Publication Date: January 23, 2022
This collage is the simple manipulation of ‘slices’ of film cells from Tarkovsky’s Stalker, My Name Is Ivan (or Ivan’s Childhood), and The Mirror. In 1995-96 I had the great privilege of studying Andrei Tarkovsky’s brilliant work at Boston University under the erudite instruction by the great Ray Carney, one of the best scholars of global independent cinema. Truly a defining moment in my education and my appreciation of film.
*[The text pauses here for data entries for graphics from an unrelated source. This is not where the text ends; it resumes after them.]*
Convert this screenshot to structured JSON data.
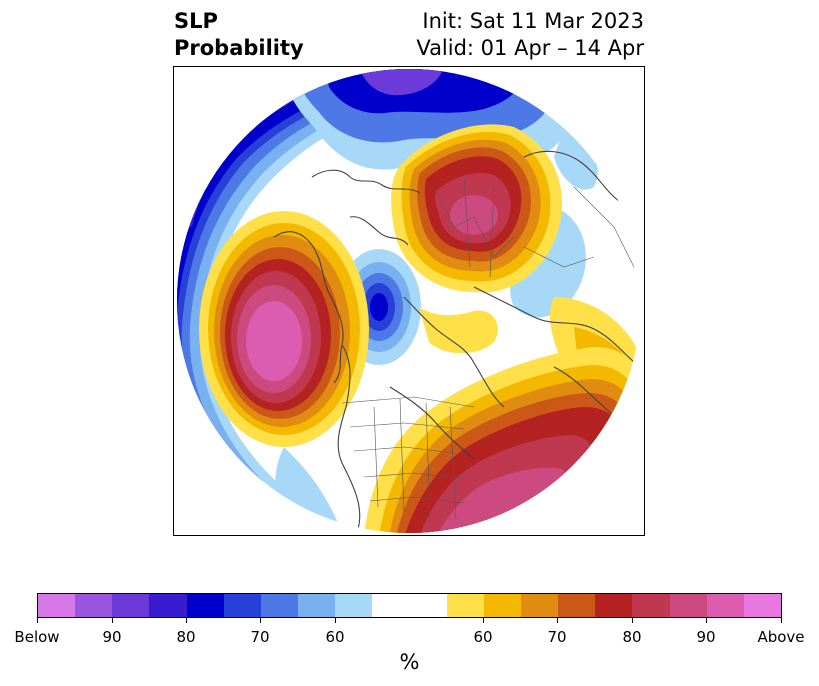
{
  "title": {
    "left_line1": "SLP",
    "left_line2": "Probability",
    "right_line1": "Init: Sat 11 Mar 2023",
    "right_line2": "Valid: 01 Apr – 14 Apr"
  },
  "colorbar": {
    "unit": "%",
    "tick_labels": [
      "Below",
      "90",
      "80",
      "70",
      "60",
      "60",
      "70",
      "80",
      "90",
      "Above"
    ],
    "colors": [
      "#d878e8",
      "#9a55e0",
      "#6b3ad8",
      "#3a1cd0",
      "#0000cc",
      "#2640d8",
      "#4e78e6",
      "#78b0f0",
      "#a8d8f8",
      "#ffffff",
      "#ffe048",
      "#f4b800",
      "#e08c10",
      "#cc5818",
      "#b42222",
      "#c03850",
      "#cc4a80",
      "#dc5cb0",
      "#e878e0"
    ]
  }
}
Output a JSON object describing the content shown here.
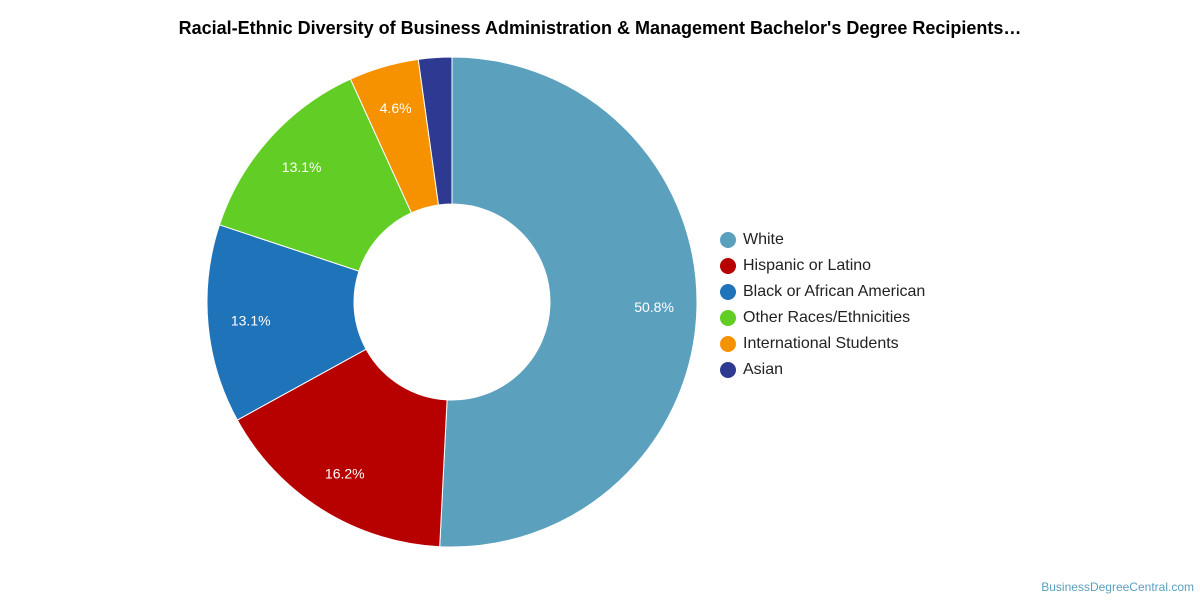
{
  "chart_data": {
    "type": "pie",
    "title": "Racial-Ethnic Diversity of Business Administration & Management Bachelor's Degree Recipients…",
    "donut": true,
    "legend_position": "right",
    "slices": [
      {
        "name": "White",
        "value": 50.8,
        "label": "50.8%",
        "color": "#5ba1be"
      },
      {
        "name": "Hispanic or Latino",
        "value": 16.2,
        "label": "16.2%",
        "color": "#b70000"
      },
      {
        "name": "Black or African American",
        "value": 13.1,
        "label": "13.1%",
        "color": "#1f73b8"
      },
      {
        "name": "Other Races/Ethnicities",
        "value": 13.1,
        "label": "13.1%",
        "color": "#62cd24"
      },
      {
        "name": "International Students",
        "value": 4.6,
        "label": "4.6%",
        "color": "#f69200"
      },
      {
        "name": "Asian",
        "value": 2.2,
        "label": "",
        "color": "#2e3a91"
      }
    ]
  },
  "source": "BusinessDegreeCentral.com"
}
I believe the Soviet director is the greatest of all. It’s a fairly subjective call on my part, but I make the argument that his films have the deepest, most illuminating values of any filmmaker. His entire canon has been internationally celebrated, winning most of the prestigious awards at Cannes, and his seven major works are part of the Vatican’s vast collection of the most profound art that has ever shed light on the human condition. Uncompromising in every way, his vision is rooted in a difficult lyricism that does not follow traditional narrative patterns. In fact, most critics have difficulty finding words to address the essence and totality of his cinema. Each of the films, “My Name Is Ivan,” “Andrei Rubliov,” “The Mirror,” “Solaris,” “Stalker,” “Nostalghia,” and The Sacrifice,” summon a willingness of the viewer to participate in the slow unravelling or revelation of a specific virtue borrowing from an array of virtues. For an essential discussion of this conceit, I suggest reading his Sculpting in Time, which is a revelation of cinematic philosophy rooted in his own personal values regarding remembrance, sacrifice, innocence, faith, family, home, place, and time. Even the best filmmakers contrive their work around archetypes that no matter how disturbing, bring some order to the viewer’s need for meaning. Tarkovsky breathes in the abstractions of deeper suspicions regarding implacable meaning and breathes out new archetypes to consider. One of his greatest virtues as a director is that he depends less and less on the artifice of editing, allowing his actors to occupy space and time and to struggle and seek triumph in each moment until the scene or sequence resolves itself as an entity of collaborative and full expression.